To this list of criteria, one can perhaps add the answer of the famous mathematician John Conway to the question of what makes the hypothesis great: "It must be egregious." An attractive hypothesis is also somewhat ridiculous or fantastic, with an unforeseen area of influence and consequences. Ideally, it combines components from areas that are far from each other, which were not previously found in one statement, as unexpected ingredients in an expressive dish.
Finally, it will be helpful to understand that adventure is not always successful. Just as an insurmountable cleft can arise in front of a climber, so mathematicians can be defeated. And if they lose, then they lose completely. There is no such thing as 99% proof. For two millennia, people have tried to prove the hypothesis that the fifth Euclidean axiom - the infamous axiom of parallelism , which says that parallel lines do not intersect - can be deduced from the four previous axioms of planimetry. And then, at the beginning of the 19th century, mathematicians created concrete examples of non-Euclidean geometry, refuting this hypothesis.

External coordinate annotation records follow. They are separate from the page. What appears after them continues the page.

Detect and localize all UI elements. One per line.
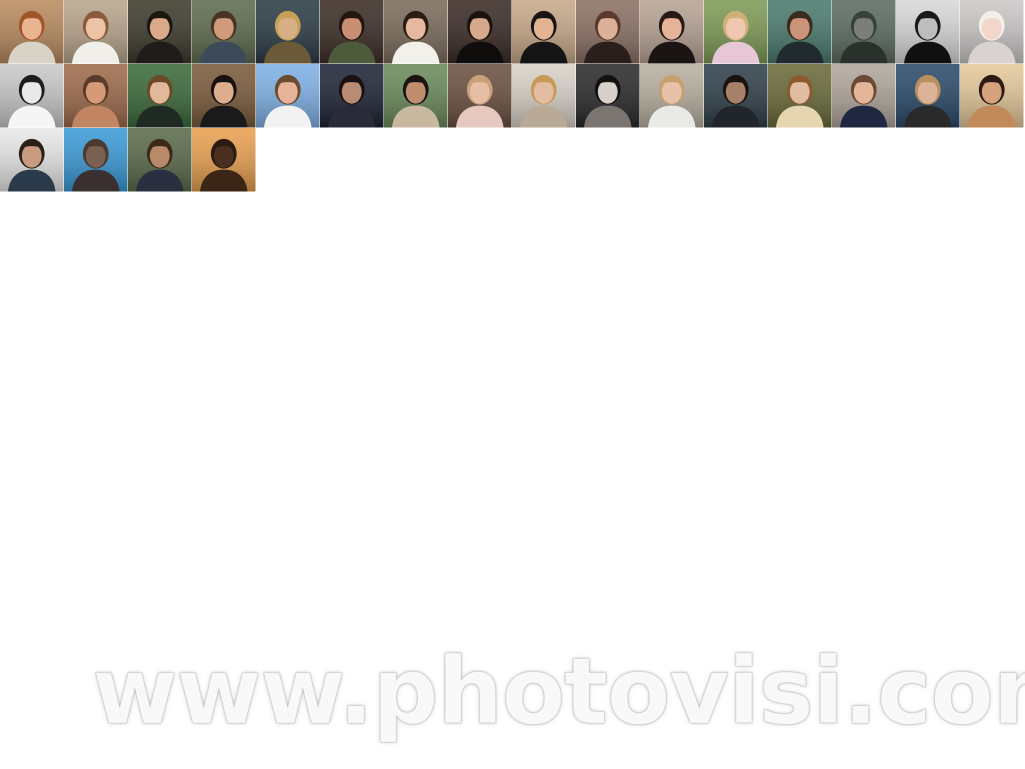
photo-tile[interactable] [384, 0, 448, 64]
portrait-thumbnail-icon [128, 128, 192, 192]
photo-tile[interactable] [512, 64, 576, 128]
portrait-thumbnail-icon [576, 0, 640, 64]
portrait-thumbnail-icon [576, 64, 640, 128]
portrait-thumbnail-icon [256, 64, 320, 128]
portrait-thumbnail-icon [128, 64, 192, 128]
photo-tile[interactable] [384, 64, 448, 128]
portrait-thumbnail-icon [768, 64, 832, 128]
portrait-thumbnail-icon [384, 0, 448, 64]
photo-tile[interactable] [640, 64, 704, 128]
photo-tile[interactable] [128, 0, 192, 64]
portrait-thumbnail-icon [0, 64, 64, 128]
photo-tile[interactable] [960, 64, 1024, 128]
photo-tile[interactable] [448, 0, 512, 64]
portrait-thumbnail-icon [704, 64, 768, 128]
portrait-thumbnail-icon [0, 0, 64, 64]
portrait-thumbnail-icon [704, 0, 768, 64]
portrait-thumbnail-icon [192, 0, 256, 64]
photo-tile[interactable] [192, 128, 256, 192]
photo-tile[interactable] [640, 0, 704, 64]
photo-tile[interactable] [896, 64, 960, 128]
portrait-thumbnail-icon [64, 0, 128, 64]
portrait-thumbnail-icon [192, 64, 256, 128]
photo-tile[interactable] [832, 0, 896, 64]
portrait-thumbnail-icon [64, 128, 128, 192]
photo-tile[interactable] [576, 0, 640, 64]
photo-tile[interactable] [960, 0, 1024, 64]
portrait-thumbnail-icon [384, 64, 448, 128]
photo-tile[interactable] [320, 64, 384, 128]
portrait-thumbnail-icon [832, 64, 896, 128]
photo-tile[interactable] [832, 64, 896, 128]
photo-tile[interactable] [64, 0, 128, 64]
portrait-thumbnail-icon [320, 64, 384, 128]
portrait-thumbnail-icon [960, 64, 1024, 128]
photo-tile[interactable] [896, 0, 960, 64]
photo-tile[interactable] [0, 64, 64, 128]
portrait-thumbnail-icon [832, 0, 896, 64]
portrait-thumbnail-icon [640, 64, 704, 128]
portrait-thumbnail-icon [512, 0, 576, 64]
watermark-text: www.photovisi.com [92, 638, 1025, 746]
photo-tile[interactable] [768, 64, 832, 128]
portrait-thumbnail-icon [896, 64, 960, 128]
photo-tile[interactable] [512, 0, 576, 64]
portrait-thumbnail-icon [448, 64, 512, 128]
portrait-thumbnail-icon [448, 0, 512, 64]
photo-tile[interactable] [256, 64, 320, 128]
portrait-thumbnail-icon [768, 0, 832, 64]
photo-tile[interactable] [0, 128, 64, 192]
photo-tile[interactable] [704, 64, 768, 128]
portrait-thumbnail-icon [512, 64, 576, 128]
photo-collage-grid [0, 0, 1025, 192]
portrait-thumbnail-icon [0, 128, 64, 192]
photo-tile[interactable] [320, 0, 384, 64]
portrait-thumbnail-icon [128, 0, 192, 64]
portrait-thumbnail-icon [64, 64, 128, 128]
portrait-thumbnail-icon [960, 0, 1024, 64]
portrait-thumbnail-icon [192, 128, 256, 192]
portrait-thumbnail-icon [640, 0, 704, 64]
photo-tile[interactable] [128, 128, 192, 192]
photo-tile[interactable] [128, 64, 192, 128]
photo-tile[interactable] [0, 0, 64, 64]
photo-tile[interactable] [448, 64, 512, 128]
photo-tile[interactable] [704, 0, 768, 64]
photo-tile[interactable] [64, 128, 128, 192]
photo-tile[interactable] [768, 0, 832, 64]
portrait-thumbnail-icon [320, 0, 384, 64]
photo-tile[interactable] [576, 64, 640, 128]
photo-tile[interactable] [192, 0, 256, 64]
photo-tile[interactable] [192, 64, 256, 128]
portrait-thumbnail-icon [896, 0, 960, 64]
photo-tile[interactable] [256, 0, 320, 64]
portrait-thumbnail-icon [256, 0, 320, 64]
photo-tile[interactable] [64, 64, 128, 128]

But the geometry did not end there. In a perverted sense, the refutation of the great hypothesis may turn out to be even better news than its proof, since failure indicates that our understanding of the mathematical world is very different from reality. Losing can be productive, somewhat opposed to a pyrrhic victory. Non-Euclidean geometry turned out to be an important predecessor of Einstein's curved space-time, which plays such an important role in the modern understanding of gravity and space.
Similarly, when Kurt Godel published his famous incompleteness theoremin 1931, which showed that in any formal mathematical system there are true statements that cannot be proved, he, in fact, answered negatively to one of Hilbert's problems regarding the consistency of the axioms of arithmetic. However, the incompleteness theorem - which is often considered the greatest achievement of logic since Aristotle - did not proclaim the end of mathematical logic. Instead, it led to a heyday that led to the development of modern computers.
So, in the end, the search for a solution to the great hypotheses has slightly different similarities with mountain expeditions to the highest peaks. Only when everyone returned home, in safety - no matter whether the goal was achieved or not - does the true breadth of adventure become clear. And then the time comes for heroic ascension stories.